今、「チャールズ・ディケンズ」という文豪の名を挙げた時に、我々の頭に即座に思い浮かぶのは『クリスマス・キャロル』ぐらいのものではなかろうか。『オリバー・ツイスト』や『二都物語』も映画化、舞台化されており、どこかでご覧になった方も多いだろうが、『大いなる遺産』辺りになると、そろそろ忘れられているかもしれない。日本で言えば幕末から明治初期に生き、多くの作品を残した英国の文豪の、最期の作品がこの『エドウィン・ドルードの謎』だ。ディケンズの他の作品にはないミステリーで、「世界初の推理小説」とも言われている。しかし、この作品を執筆中にディケンズは急死し、「未完」に終わっているのだ。ディケンズの頭の中には、結末や犯人が明確になってはいたのだろうが、少なくもその結末は明らかにされてはいない。つまり、この作品は「途中で終わった推理小説」ということになる。

 それをミュージカルの舞台に脚色したものが1985年にアメリカで初演された。ロンドンの音楽堂で、あるカンパニーが『エドウィン・ドルードの謎』を上演している。途中、エドウィンが消えた場面で芝居は終わり、座長が観客にアンケートを取ってまず探偵役を決め、その後、犯人役が決まる。ここには一切の「ヤラセ」はなく、観客の投票数で決められるために、探偵と犯人の組み合わせにより変わる結末は何と「288」に及ぶ。ユニークなアイディアに富んだ観客参加型のミュージカルが、福田雄一の日本版上演台本・演出により日本で初演された。

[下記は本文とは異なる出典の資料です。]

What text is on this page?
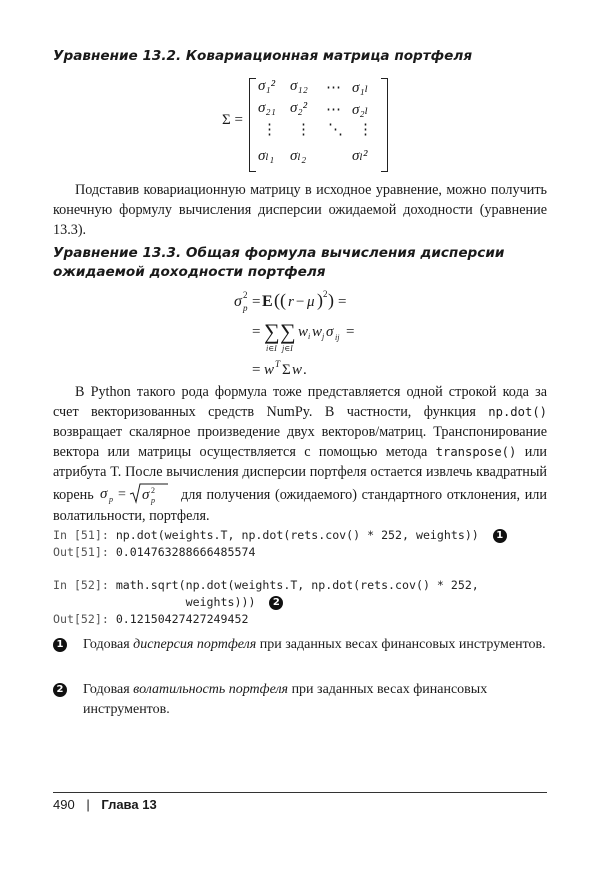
Уравнение 13.2. Ковариационная матрица портфеля
Σ =
σ₁² σ₁₂ ⋯ σ₁ₗ
σ₂₁ σ₂² ⋯ σ₂ₗ
⋮ ⋮ ⋱ ⋮
σₗ₁ σₗ₂	σₗ²
Подставив ковариационную матрицу в исходное уравнение, можно получить конечную формулу вычисления дисперсии ожидаемой доходности (уравнение 13.3).
Уравнение 13.3. Общая формула вычисления дисперсии ожидаемой доходности портфеля
σ 2
p = E (( r − μ ) 2 ) =
= ∑
i∈I
∑
j∈I
w i w j σ ij =
= w T Σ w .
В Python такого рода формула тоже представляется одной строкой кода за счет векторизованных средств NumPy. В частности, функция np.dot() возвращает скалярное произведение двух векторов/матриц. Транспонирование вектора или матрицы осуществляется с помощью метода transpose() или атрибута T. После вычисления дисперсии портфеля остается извлечь квадратный корень σ p = σ 2
p для получения (ожидаемого) стандартного отклонения, или волатильности, портфеля.
In [51]: np.dot(weights.T, np.dot(rets.cov() * 252, weights)) 1
Out[51]: 0.014763288666485574
In [52]: math.sqrt(np.dot(weights.T, np.dot(rets.cov() * 252,
weights))) 2
Out[52]: 0.12150427427249452
1 Годовая дисперсия портфеля при заданных весах финансовых инструментов.
2 Годовая волатильность портфеля при заданных весах финансовых инструментов.
490 | Глава 13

 今までにも、観客の意思により結末が変わる、という芝居がなかったわけではない。2001年に劇団スーパー・エキセントリック・シアターが上演した『パジャマ・ワーカーズ On Line』は、劇中でバスケット・ボールの試合が行われ、その勝敗によって結末が2通りに分かれるという仕掛けだった。これも面白い試みで、作者の吉村達也の斬新さを感じさせたが、さすがに今回の288通りの結末には及ばない。芸能への観客参加の方法は数々あるが、観客全員の多数決によって芝居の行く末が毎回変わる、というのは役者にとってはまたとない緊張感であり、遊び心をくすぐられる物でもあろう。
 
 劇場の支配人を演じる山口祐一郎。日本のミュージカル界には欠かせない人物だが、今回は他の舞台とはまるで色合いが違い、こんなに軽い芝居ができるのか、というぐらいのノリを見せる。壮一帆、瀬戸カトリーヌ、今拓哉、保坂知寿、コング桑田らの腕利きに、平野綾、水田航生らの若手が加わり、いくつものカラーがある舞台だ。役者が持つ個性を、いかに活かして引き出すか、福田演出にはその目配りが利いている。山口祐一郎が弾けているのにつられてか、誰もがそれぞれの「弾けっぷり」を見せる。保坂知寿も、今までにはない一面を見せ、客席を笑わせている。
芝居の内容は確かに「犯人探し」のミステリーだが、随所に「これでもか」というほどの小ネタが配置されており、役者がそれに乗る。こういう芝居は、観ている方も一緒にその波に乗って楽しんでしまうのが一番だ。芝居が進むごとに舞台と客席の距離がどんどん縮まるのが感覚的にわかり、特に二幕、「探偵の選定と犯人は誰か」という解決の部分になると、役者と観客が一体化して大きな盛り上がりを見せる。

 この日は、探偵役を初めて演じる、という女優が謎を解き明かすことになり、選ばれた犯人も初めてという組み合わせだった。役者は大変な想いをするだろうが、客席を大いに沸かせた。とは言っても、全編がコントやお笑いで綴られているわけではない。ミュージカルとしての歌とドラマが最初にキチンと構築された上での「遊び」になっているから成立するのだ。「演劇」を含めたエンタテインメントが多様化のスピードを速める中、舞台が持つ可能性の幅の広がりを見せた一つの結果、と言えよう。すべての結末を観ることはかなわないが、それを想定してこの舞台を創った人々の苦労を讃えたい。